Sarebbe stata la prima volta che il Comune di San Severino perdeva un ricorso da parte di un automobilista poiché, fin dall’installazione degli autovelox fissi ha predisposto anche la segnaletica di grandi dimensioni per garantire massima visibilità ai controlli e ha posizionato cartelli di avviso, posti a notevole distanza tra loro, ripetendoli in successione. Per evitare contenziosi, ma soprattutto per evitare agli automobilisti ulteriori spese per la costituzione in giudizio, la Polizia Locale ha sempre invitato, prima di procedere a contestazioni, a segnalare ogni situazione al fine di chiarire eventuali dubbi.

A raccontare della prima sentenza, quella del Giudice di Pace, è Alberto Bonfigli: “Per l’autovelox in località Berta, è stato accolto il ricorso di un automobilista perché il cartello di fine centro abitato vale come fine del limite di velocità in assenza di altra segnaletica. A seguito del ricorso il comune ha affisso un cartello di limite sotto a quello di fine centro abitato. Dopo l’intersezione è stato anche ripristinato il cartello di continuazione limite che era stato divelto”.

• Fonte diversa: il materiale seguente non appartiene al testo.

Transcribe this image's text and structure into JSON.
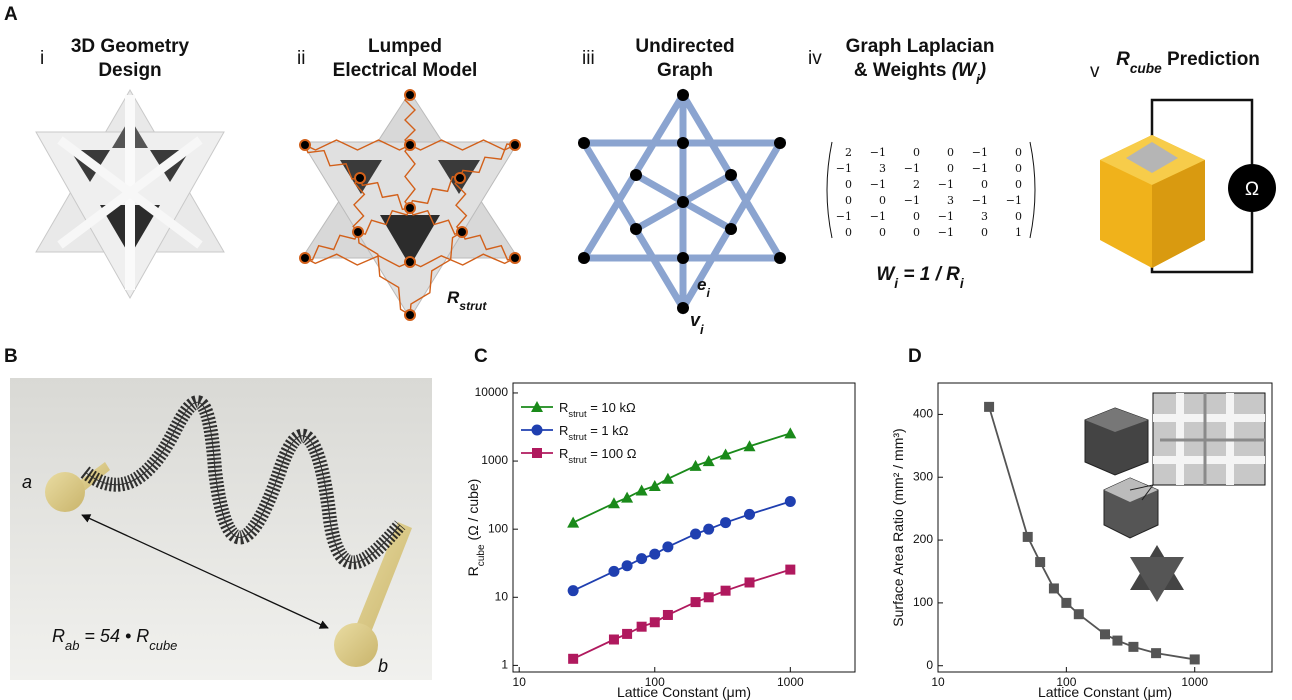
{
  "panel_labels": [
    "A",
    "B",
    "C",
    "D"
  ],
  "panel_a": {
    "steps": [
      {
        "numeral": "i",
        "title": [
          "3D Geometry",
          "Design"
        ]
      },
      {
        "numeral": "ii",
        "title": [
          "Lumped",
          "Electrical Model"
        ]
      },
      {
        "numeral": "iii",
        "title": [
          "Undirected",
          "Graph"
        ]
      },
      {
        "numeral": "iv",
        "title": [
          "Graph Laplacian",
          [
            {
              "text": "& Weights "
            },
            {
              "text": "(W",
              "i": true
            },
            {
              "text": "i",
              "i": true,
              "sub": true
            },
            {
              "text": ")",
              "i": true
            }
          ]
        ]
      },
      {
        "numeral": "v",
        "title": [
          [
            {
              "text": "R",
              "i": true
            },
            {
              "text": "cube",
              "i": true,
              "sub": true
            },
            {
              "text": " Prediction"
            }
          ]
        ]
      }
    ],
    "strut_label": [
      {
        "text": "R"
      },
      {
        "text": "strut",
        "sub": true
      }
    ],
    "edge_label": [
      {
        "text": "e"
      },
      {
        "text": "i",
        "sub": true
      }
    ],
    "vertex_label": [
      {
        "text": "v"
      },
      {
        "text": "i",
        "sub": true
      }
    ],
    "matrix": [
      [
        "2",
        "−1",
        "0",
        "0",
        "−1",
        "0"
      ],
      [
        "−1",
        "3",
        "−1",
        "0",
        "−1",
        "0"
      ],
      [
        "0",
        "−1",
        "2",
        "−1",
        "0",
        "0"
      ],
      [
        "0",
        "0",
        "−1",
        "3",
        "−1",
        "−1"
      ],
      [
        "−1",
        "−1",
        "0",
        "−1",
        "3",
        "0"
      ],
      [
        "0",
        "0",
        "0",
        "−1",
        "0",
        "1"
      ]
    ],
    "weight_eq": [
      {
        "text": "W"
      },
      {
        "text": "i",
        "sub": true
      },
      {
        "text": " = 1 / R"
      },
      {
        "text": "i",
        "sub": true
      }
    ],
    "ohm": "Ω"
  },
  "panel_b": {
    "pad_a": "a",
    "pad_b": "b",
    "equation": [
      {
        "text": "R"
      },
      {
        "text": "ab",
        "sub": true
      },
      {
        "text": " = 54 • R"
      },
      {
        "text": "cube",
        "sub": true
      }
    ]
  },
  "chart_data": [
    {
      "type": "line",
      "xscale": "log",
      "yscale": "log",
      "x_label": "Lattice Constant (μm)",
      "y_label": [
        {
          "text": "R"
        },
        {
          "text": "cube",
          "sub": true
        },
        {
          "text": " (Ω / cube)"
        }
      ],
      "x": [
        25,
        50,
        62.5,
        80,
        100,
        125,
        200,
        250,
        333,
        500,
        1000
      ],
      "series": [
        {
          "name": [
            {
              "text": "R"
            },
            {
              "text": "strut",
              "sub": true
            },
            {
              "text": " = 10 kΩ"
            }
          ],
          "color": "#1a8a1a",
          "marker": "triangle",
          "values": [
            125,
            240,
            290,
            370,
            430,
            550,
            850,
            1000,
            1250,
            1650,
            2550
          ]
        },
        {
          "name": [
            {
              "text": "R"
            },
            {
              "text": "strut",
              "sub": true
            },
            {
              "text": " = 1   kΩ"
            }
          ],
          "color": "#1f3fb0",
          "marker": "circle",
          "values": [
            12.5,
            24,
            29,
            37,
            43,
            55,
            85,
            100,
            125,
            165,
            255
          ]
        },
        {
          "name": [
            {
              "text": "R"
            },
            {
              "text": "strut",
              "sub": true
            },
            {
              "text": " = 100 Ω"
            }
          ],
          "color": "#b0195e",
          "marker": "square",
          "values": [
            1.25,
            2.4,
            2.9,
            3.7,
            4.3,
            5.5,
            8.5,
            10,
            12.5,
            16.5,
            25.5
          ]
        }
      ],
      "xlim": [
        9,
        3000
      ],
      "xticks": [
        10,
        100,
        1000
      ],
      "ylim": [
        0.8,
        14000
      ],
      "yticks": [
        1,
        10,
        100,
        1000,
        10000
      ],
      "legend": "upper-left"
    },
    {
      "type": "line",
      "xscale": "log",
      "yscale": "linear",
      "x_label": "Lattice Constant (μm)",
      "y_label": "Surface Area Ratio (mm² / mm³)",
      "x": [
        25,
        50,
        62.5,
        80,
        100,
        125,
        200,
        250,
        333,
        500,
        1000
      ],
      "values": [
        412,
        205,
        165,
        123,
        100,
        82,
        50,
        40,
        30,
        20,
        10
      ],
      "color": "#555555",
      "marker": "square",
      "xlim": [
        10,
        4000
      ],
      "xticks": [
        10,
        100,
        1000
      ],
      "ylim": [
        -10,
        450
      ],
      "yticks": [
        0,
        100,
        200,
        300,
        400
      ]
    }
  ]
}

(L'autovelox e la segnaletica in località Berta prima della sentenza del Giudice di Pace)

località Berta prima

(L'autovelox e la segnaletica in località Berta dopo la sentenza del Giudice di Pace)

località Berta dopo

Il Giudice però non si è espresso sulla visibilità (anche con apposita segnaletica) della postazione e sulla collocazione. A farlo è stato Luigi Reale in appello, che ha dato ragione alla Polizia Locale sulle modalità di utilizzo degli autovelox fissi, specificando che l’apparecchiatura è ben segnalata e ben visibile nella sua posizione e, quindi, con nessun ostacolo alla visibilità.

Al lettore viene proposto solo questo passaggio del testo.